Subdued New Year’s festivities worldwide this time
   Date :31-Dec-2020

A pedestrian walks_1 
 A pedestrian walks past a New Year greeting sign on Wednesday in Hanoi, Vietnam amid COVID-19 pandemic. (AFP)
 
 
NEW YORK :
 
IF EVER a year’s end seemed like cause for celebration, 2020 might be it. Yet the coronavirus scourge that dominated the year is also looming over New Year’s festivities and forcing officials worldwide to tone them down. From New York’s Times Square to Sydney Harbour, big public blowouts are being turned into TV-only shows and digital events. Fireworks displays have been cancelled from the Las Vegas Strip to the Arc de Triomphe in Paris. Even private parties in some places are restricted.
 
Days ahead of the ball drop in Times Square, it clearly wasn’t New Year’s as usual at the Crossroads of the World. There was room to roam on sidewalks that would normally be all but impassable.

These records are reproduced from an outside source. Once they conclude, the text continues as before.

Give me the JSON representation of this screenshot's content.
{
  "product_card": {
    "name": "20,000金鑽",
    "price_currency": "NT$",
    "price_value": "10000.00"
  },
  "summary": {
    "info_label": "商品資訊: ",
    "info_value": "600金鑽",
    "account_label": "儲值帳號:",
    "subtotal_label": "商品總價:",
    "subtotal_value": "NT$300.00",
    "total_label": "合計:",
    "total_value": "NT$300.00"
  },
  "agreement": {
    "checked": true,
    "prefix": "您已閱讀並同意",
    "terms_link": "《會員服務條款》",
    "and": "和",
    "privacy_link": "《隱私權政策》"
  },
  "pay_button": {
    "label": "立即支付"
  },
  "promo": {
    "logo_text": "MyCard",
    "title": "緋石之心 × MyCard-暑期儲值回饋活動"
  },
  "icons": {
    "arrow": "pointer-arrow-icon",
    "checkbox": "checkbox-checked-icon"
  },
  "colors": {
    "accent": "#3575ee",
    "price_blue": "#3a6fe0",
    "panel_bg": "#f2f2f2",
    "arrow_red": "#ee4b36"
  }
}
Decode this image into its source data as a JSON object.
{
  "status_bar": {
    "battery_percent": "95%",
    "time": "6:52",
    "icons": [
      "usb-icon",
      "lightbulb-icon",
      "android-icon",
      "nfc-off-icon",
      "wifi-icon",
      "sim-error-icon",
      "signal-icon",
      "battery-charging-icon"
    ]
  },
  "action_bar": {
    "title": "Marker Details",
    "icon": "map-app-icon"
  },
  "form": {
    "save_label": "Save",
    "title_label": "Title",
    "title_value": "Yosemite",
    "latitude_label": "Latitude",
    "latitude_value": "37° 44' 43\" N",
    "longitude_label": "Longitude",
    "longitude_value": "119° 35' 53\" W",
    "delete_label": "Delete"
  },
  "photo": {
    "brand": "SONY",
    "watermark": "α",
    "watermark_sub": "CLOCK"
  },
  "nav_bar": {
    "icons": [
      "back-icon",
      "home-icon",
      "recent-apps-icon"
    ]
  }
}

New Year’s Eve will look different around the world after a year in which the virus killed an estimated 1.8 million people, including more than 330,000 in the US. Germany banned the sale of fireworks, which residents usually set off in on the streets, and a pyrotechnics show at Berlin’s Brandenburg Gate is off. So, too, are the fireworks over the River Thames in locked-down London, where New Year’s Eve also marks Britains final economic split from the European Union. However, Big Ben, which has been largely silent since 2017 while its clock tower is restored, will sound 12 bongs at midnight. The Netherlands moved the national countdown from an Amsterdam park to a soccer stadium, where spectators won’t be allowed in and pyrotechnics will be replaced with “electric fireworks.”
 
In Rome, the fireworks are still on, but customary concerts in public plazas have been scrapped in favour of livestreamed performances and art installations. Pope Francis will skip his typical December 31 visit to the Vaticans life-sized Nativity scene in St. Peters Square and plans to deliver his New Years Day blessing indoors, to prevent crowds from gathering. Rio de Janeiro nixed the fireworks, open-air concerts and rooftop parties that draw crowds of white-clad revellers in the Copacabana neighbourhood, where only residents will be allowed in. In Russia, New Year’s Eve has been more widely celebrated than Christmas, which is marked on Jan.
 
7 by the country’s Orthodox Christian majority. Public events have been banned or restricted in many regions. But the country’s so-called New Year’s Eve capital, the city of Kaluga, is luring tourists with a week of festivities, despite pleas from residents to cancel. Officials in Kaluga, 150 kilometres (90 miles) south-west of Moscow, said virus precautions will be taken. Poland has told residents not to circulate between 7 pm on Dec. 31 until 6 am on Jan. 1. Turkey declared a four-day lockdown starting on New Years Eve, and President Recep Tayyip Erdogan warned that security forces will inspect hotels for illicit parties.